The prolonged heat wave that has bathed the UK in sunshine over the past month has given the country an unexpected taste of summer that has seemed to be missing in recent years.

However, a new study published today, 24 July, in IOP Publishing’s Environmental Research Letters, has provided warnings that will chime with those accustomed to more typical British weather.

According to the study, winter flooding in the UK is set to get more severe and more frequent under the influence of climate change as a result of a change in the characteristics of atmospheric rivers (ARs).

ARs are narrow regions of intense moisture flows in the lower troposphere of the atmosphere that deliver sustained and heavy rainfall to mid-latitude regions such as the UK.

They are responsible for many of the largest winter floods in the mid-latitudes and can carry extremely large amounts of water: the AR responsible for flooding in the northwest of the UK in 2009 transported 4500 times more water than the average flow in the River Thames in London.

The researchers, from the University of Reading and University of Iowa, found that large parts of the projected changes in AR frequency and intensity would be down to thermodynamic changes in the atmosphere, rather than the natural variability of the climate, suggesting that it is a response to anthropogenic climate change.

To reach these conclusions, the researchers used simulations from five state-of-the-art climate models to investigate how the characteristics of ARs may change under future climate change scenarios.

Firstly, they used the climate models to see how accurately they could simulate the ARs that occurred between 1980 and 2005. The five models did this successfully and were deemed capable of projecting how future ARs will develop under different scenarios.

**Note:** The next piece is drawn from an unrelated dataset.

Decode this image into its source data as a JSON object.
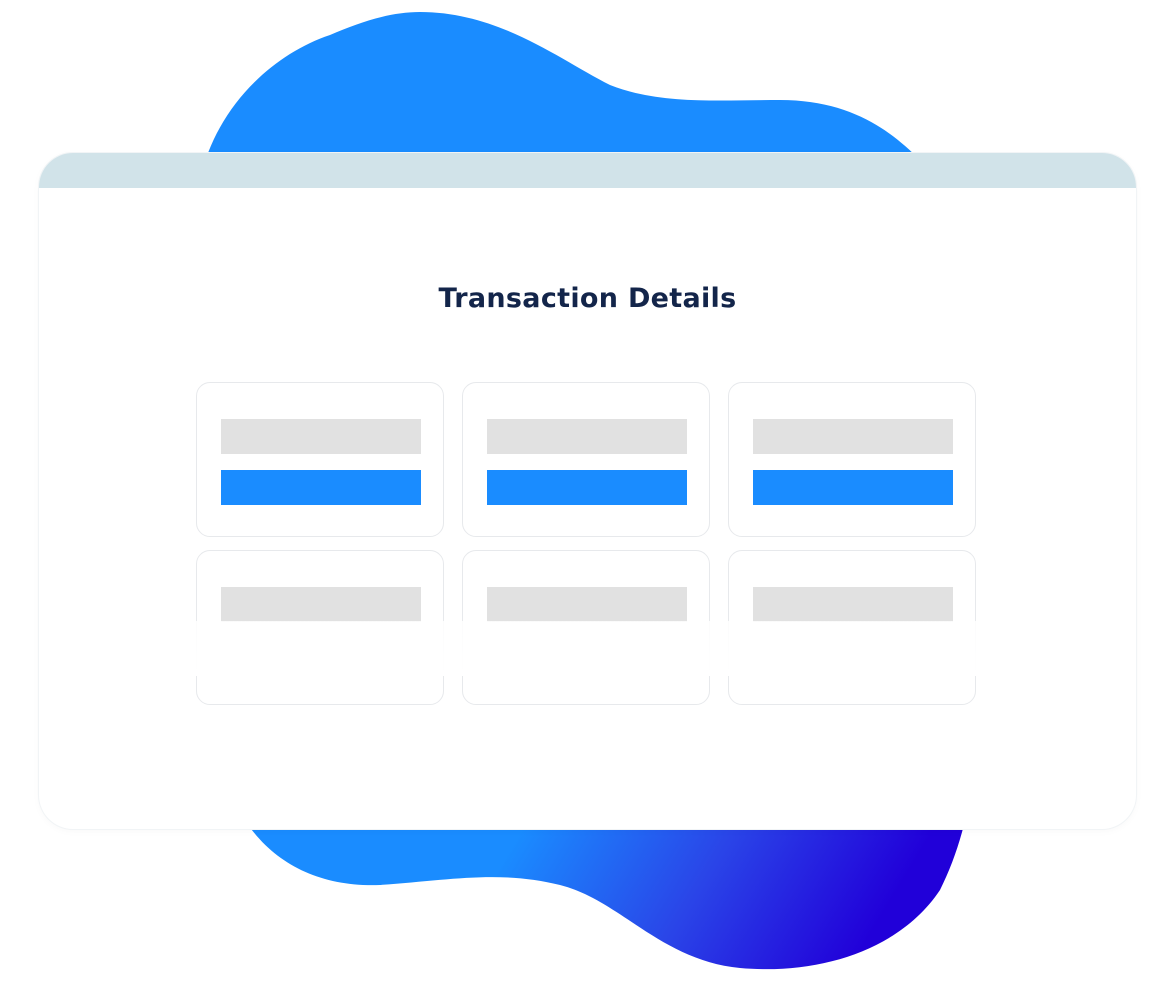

The models were then used to simulate future conditions under two scenarios – RCP4.5 and RCP8.5 – that represent different, yet equally plausible, scenarios for future increases in greenhouse gas concentrations in the atmosphere. They projected changes that would occur between 2074 and 2099.

Each of the five models simulated an increase in AR frequency. For the RCP8.5 projections, which represents stronger increases in greenhouse gas concentrations than RCP4.5, there was a striking level of consistency in the magnitude of change in AR frequency – all models showed an approximate doubling of the number of future ARs compared to the simulations for 1980 – 2005.

The models also projected an increase in intensity of the ARs, meaning an AR impacting the UK in the future is projected to deliver more moisture, potentially causing larger precipitation totals.

Lead author of the research, Dr David Lavers, said: “ARs could become stronger in terms of their moisture transport. In a warming world, atmospheric water vapour content is expected to rise due to an increase in saturation water vapour pressure with air temperature. This is likely to result in increased water vapour transport.

“The link between ARs and flooding is already well established, so an increase in AR frequency is likely to lead an increased number of heavy winter rainfall events and floods. More intense ARs are likely to lead to higher rainfall totals, and thus larger flood events.”